Documentation of NIHSS scores was evaluated as part of the Get With The Guidelines – Stroke [20]. Over the 10-year study period from 2003 to 2012, the documentation rate was 56.1%, with a median NIHSS score of 4 (IQR, 2–9) and mean of 6.7 (SD, 7.4) [20]. Characteristics associated with NIHSS documentation were those related to eligibility for thrombolysis (e.g. arrival by ambulance and within 3 h of symptom onset) [20]. A modest selection bias was observed reflecting the tendency of hospitals with lower documentation rates to selectively report higher NIHSS scores.
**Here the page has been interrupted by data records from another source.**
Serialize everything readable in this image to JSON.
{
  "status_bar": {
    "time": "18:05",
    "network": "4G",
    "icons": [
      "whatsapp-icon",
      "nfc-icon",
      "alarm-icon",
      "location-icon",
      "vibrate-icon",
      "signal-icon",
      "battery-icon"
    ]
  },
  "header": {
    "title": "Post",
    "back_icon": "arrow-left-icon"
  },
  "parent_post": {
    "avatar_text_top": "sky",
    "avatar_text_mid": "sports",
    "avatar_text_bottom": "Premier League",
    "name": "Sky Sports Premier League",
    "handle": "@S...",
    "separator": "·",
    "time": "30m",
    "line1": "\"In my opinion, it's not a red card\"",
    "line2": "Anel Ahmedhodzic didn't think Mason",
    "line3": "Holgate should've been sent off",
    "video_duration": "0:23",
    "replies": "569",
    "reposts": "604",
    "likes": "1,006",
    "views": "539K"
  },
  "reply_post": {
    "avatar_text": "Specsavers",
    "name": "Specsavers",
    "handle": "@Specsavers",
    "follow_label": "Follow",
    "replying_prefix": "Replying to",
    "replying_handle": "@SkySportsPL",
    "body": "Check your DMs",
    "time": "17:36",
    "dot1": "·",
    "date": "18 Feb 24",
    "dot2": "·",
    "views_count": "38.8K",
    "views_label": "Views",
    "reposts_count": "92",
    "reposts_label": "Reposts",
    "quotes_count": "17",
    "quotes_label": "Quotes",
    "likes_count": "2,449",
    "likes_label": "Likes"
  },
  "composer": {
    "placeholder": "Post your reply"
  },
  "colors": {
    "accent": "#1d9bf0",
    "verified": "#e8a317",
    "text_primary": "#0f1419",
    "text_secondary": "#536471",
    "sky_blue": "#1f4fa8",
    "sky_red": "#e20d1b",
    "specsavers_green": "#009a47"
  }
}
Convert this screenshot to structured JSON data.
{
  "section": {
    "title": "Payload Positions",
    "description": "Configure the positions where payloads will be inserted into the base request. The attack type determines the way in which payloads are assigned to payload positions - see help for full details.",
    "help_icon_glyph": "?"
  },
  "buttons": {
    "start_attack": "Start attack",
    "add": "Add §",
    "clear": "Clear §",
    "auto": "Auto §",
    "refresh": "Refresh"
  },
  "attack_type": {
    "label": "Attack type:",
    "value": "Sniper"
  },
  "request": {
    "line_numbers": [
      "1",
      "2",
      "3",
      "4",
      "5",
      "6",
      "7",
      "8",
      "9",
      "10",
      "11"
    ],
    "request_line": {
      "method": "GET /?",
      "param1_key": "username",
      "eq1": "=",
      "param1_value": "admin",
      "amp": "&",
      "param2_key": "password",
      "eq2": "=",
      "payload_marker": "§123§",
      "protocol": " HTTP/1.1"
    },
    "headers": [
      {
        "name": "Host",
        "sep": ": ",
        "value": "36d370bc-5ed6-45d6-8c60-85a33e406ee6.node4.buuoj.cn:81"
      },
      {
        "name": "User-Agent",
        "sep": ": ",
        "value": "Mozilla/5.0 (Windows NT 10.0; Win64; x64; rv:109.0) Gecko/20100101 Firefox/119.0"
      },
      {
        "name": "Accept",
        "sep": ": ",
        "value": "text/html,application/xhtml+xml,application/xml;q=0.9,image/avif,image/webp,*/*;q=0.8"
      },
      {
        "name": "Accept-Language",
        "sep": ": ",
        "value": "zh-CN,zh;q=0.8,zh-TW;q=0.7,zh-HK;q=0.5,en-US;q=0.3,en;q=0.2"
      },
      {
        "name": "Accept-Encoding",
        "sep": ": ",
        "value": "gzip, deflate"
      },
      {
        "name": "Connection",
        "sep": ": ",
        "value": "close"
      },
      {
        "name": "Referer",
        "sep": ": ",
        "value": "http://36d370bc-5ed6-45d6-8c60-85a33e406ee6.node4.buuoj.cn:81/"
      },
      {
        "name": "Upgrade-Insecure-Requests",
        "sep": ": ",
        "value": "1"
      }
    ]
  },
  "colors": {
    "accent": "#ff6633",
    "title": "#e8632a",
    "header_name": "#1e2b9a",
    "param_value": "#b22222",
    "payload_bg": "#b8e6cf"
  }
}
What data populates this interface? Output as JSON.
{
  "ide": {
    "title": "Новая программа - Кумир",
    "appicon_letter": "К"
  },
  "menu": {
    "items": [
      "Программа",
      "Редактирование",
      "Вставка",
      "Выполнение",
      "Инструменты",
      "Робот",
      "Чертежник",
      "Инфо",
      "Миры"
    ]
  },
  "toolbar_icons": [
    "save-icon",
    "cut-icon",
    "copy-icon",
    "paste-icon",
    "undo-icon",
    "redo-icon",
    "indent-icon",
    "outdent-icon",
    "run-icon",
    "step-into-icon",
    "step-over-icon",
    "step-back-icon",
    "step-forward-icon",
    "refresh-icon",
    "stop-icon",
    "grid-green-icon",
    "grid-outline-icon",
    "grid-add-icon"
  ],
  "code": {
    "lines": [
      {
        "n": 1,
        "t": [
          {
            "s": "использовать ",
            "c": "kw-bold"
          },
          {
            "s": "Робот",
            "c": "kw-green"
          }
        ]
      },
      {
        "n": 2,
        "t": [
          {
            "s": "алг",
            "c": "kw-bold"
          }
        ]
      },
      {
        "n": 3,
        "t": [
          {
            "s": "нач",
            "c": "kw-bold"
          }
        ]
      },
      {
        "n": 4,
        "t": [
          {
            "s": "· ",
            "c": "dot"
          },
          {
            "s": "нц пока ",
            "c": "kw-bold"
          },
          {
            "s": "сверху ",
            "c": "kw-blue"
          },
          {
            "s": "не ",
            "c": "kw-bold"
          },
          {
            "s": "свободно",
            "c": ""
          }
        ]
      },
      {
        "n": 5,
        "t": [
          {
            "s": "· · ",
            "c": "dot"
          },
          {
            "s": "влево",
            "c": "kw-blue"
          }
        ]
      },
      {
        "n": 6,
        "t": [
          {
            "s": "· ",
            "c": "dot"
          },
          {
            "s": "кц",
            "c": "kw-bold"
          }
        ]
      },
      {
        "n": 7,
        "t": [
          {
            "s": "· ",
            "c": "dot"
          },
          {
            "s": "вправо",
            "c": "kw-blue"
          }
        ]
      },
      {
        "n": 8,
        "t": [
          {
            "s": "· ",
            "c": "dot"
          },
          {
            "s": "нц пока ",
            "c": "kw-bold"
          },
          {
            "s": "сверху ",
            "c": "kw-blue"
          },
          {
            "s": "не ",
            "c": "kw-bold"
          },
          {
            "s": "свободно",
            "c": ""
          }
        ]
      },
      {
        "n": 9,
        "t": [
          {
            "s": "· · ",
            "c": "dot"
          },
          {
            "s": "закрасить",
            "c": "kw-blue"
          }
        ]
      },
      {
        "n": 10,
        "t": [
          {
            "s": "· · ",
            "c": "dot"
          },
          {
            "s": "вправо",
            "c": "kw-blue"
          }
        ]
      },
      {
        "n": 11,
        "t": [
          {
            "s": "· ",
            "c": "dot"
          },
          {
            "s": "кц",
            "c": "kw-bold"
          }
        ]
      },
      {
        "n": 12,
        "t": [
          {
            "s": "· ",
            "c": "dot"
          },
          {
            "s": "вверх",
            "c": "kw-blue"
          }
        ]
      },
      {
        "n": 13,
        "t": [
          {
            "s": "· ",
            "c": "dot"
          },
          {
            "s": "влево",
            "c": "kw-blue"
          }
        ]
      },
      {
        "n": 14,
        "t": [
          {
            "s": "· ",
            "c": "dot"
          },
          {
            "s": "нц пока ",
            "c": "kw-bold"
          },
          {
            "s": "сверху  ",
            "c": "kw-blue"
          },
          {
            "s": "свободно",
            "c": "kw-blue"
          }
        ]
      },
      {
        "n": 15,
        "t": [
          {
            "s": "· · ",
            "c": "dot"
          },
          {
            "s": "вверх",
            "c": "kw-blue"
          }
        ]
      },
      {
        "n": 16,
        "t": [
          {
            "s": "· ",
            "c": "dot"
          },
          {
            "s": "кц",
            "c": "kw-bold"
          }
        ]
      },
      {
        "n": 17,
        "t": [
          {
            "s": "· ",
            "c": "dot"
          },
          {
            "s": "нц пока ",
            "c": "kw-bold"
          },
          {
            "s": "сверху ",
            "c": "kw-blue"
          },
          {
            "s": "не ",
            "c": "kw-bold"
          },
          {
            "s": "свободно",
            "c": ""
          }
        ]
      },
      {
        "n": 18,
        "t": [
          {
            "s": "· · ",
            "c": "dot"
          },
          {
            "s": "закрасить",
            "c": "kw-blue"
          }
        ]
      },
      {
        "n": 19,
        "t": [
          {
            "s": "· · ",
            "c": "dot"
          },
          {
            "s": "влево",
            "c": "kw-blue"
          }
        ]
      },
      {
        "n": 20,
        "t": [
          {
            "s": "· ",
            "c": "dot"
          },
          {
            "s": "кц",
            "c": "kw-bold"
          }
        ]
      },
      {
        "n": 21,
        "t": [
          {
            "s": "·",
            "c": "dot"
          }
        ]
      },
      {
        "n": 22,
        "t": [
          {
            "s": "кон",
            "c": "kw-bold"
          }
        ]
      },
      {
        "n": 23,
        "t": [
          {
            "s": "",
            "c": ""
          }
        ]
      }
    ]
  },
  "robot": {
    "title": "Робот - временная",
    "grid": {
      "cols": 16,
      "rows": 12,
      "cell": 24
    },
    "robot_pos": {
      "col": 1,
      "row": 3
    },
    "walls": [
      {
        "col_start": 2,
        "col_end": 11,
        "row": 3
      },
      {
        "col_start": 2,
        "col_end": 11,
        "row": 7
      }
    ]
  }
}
The ability to impute NIHSS score with machine learning algorithms may eliminate incomplete documentation issues.

The machine learning model described in this study was developed on a US-based data source and achieved similar performance to models developed from the more uniform, single payer, compulsory healthcare data from Taiwan [9,10,11]. The R was 0.76 for this US based study and ranged between 0.68 and 0.73 for different models developed in the Taiwan-based study. In the Taiwanese study, NIHSS scores were assessed on admission and recorded directly in the national stroke registry, patients were primarily managed by neurologists, and the features were based on medical billing codes rather than the diagnosis and procedure codes, as these are considered more accurate in Taiwanese health databases due to Taiwan’s universal coverage for hospitalizations and reimbursement system. In contrast, for this study using the US-based data source, real NIHSS scores were extracted using NLP from free text physician notes, attending physician specialty varied, and diagnostic and procedural coding can vary in the multi-provider US healthcare system. Using a more complex machine learning algorithm with significantly more features enabled the US-based model to achieve similar performance to the Taiwan-based model and demonstrates the ability of machine learning methods to handle the systematic differences from diverse EHR systems across various US providers.

This study is subject to several limitations worthy of consideration. Although the current EHR database has captured comprehensive information on diagnoses, administration of treatments and procedures during stroke occurrence, other information which could be critical for model performance including imaging of brain scans was not available. As with all studies based on real-world data, there is the potential for missing records. In addition, healthcare information in the database was not available until January 2007, which precluded the study from capturing information in patients who might have stroke-related diagnosis prior to the year 2007. As such, the first observed stroke occurrence in the data could be a mix of 1st and possibly later stroke diagnosis. Moreover, generalizability of the model to another database remains unclear, as the current model was trained and validated only within a single database. As such, future work is planned to validate the current model in a different EHR database.

Conclusions

Applying this machine learning method to assess patient’s stroke severity in real-world databases where NIHSS scores are not available enables large scale health-economics and long-term patient outcome studies to incorporate stroke severity. However, in any such endeavor, it would be important to ensure the removal of all features related to any outcomes being studied (and model performance reassessed after removal) to avoid artificially elevated associations. These enhanced studies can potentially accelerate the development of better clinical management and improve patient quality of care [3, 8]. This study represents a novel advanced analytics application to real-world data that could significantly impact drug development and patient outcomes.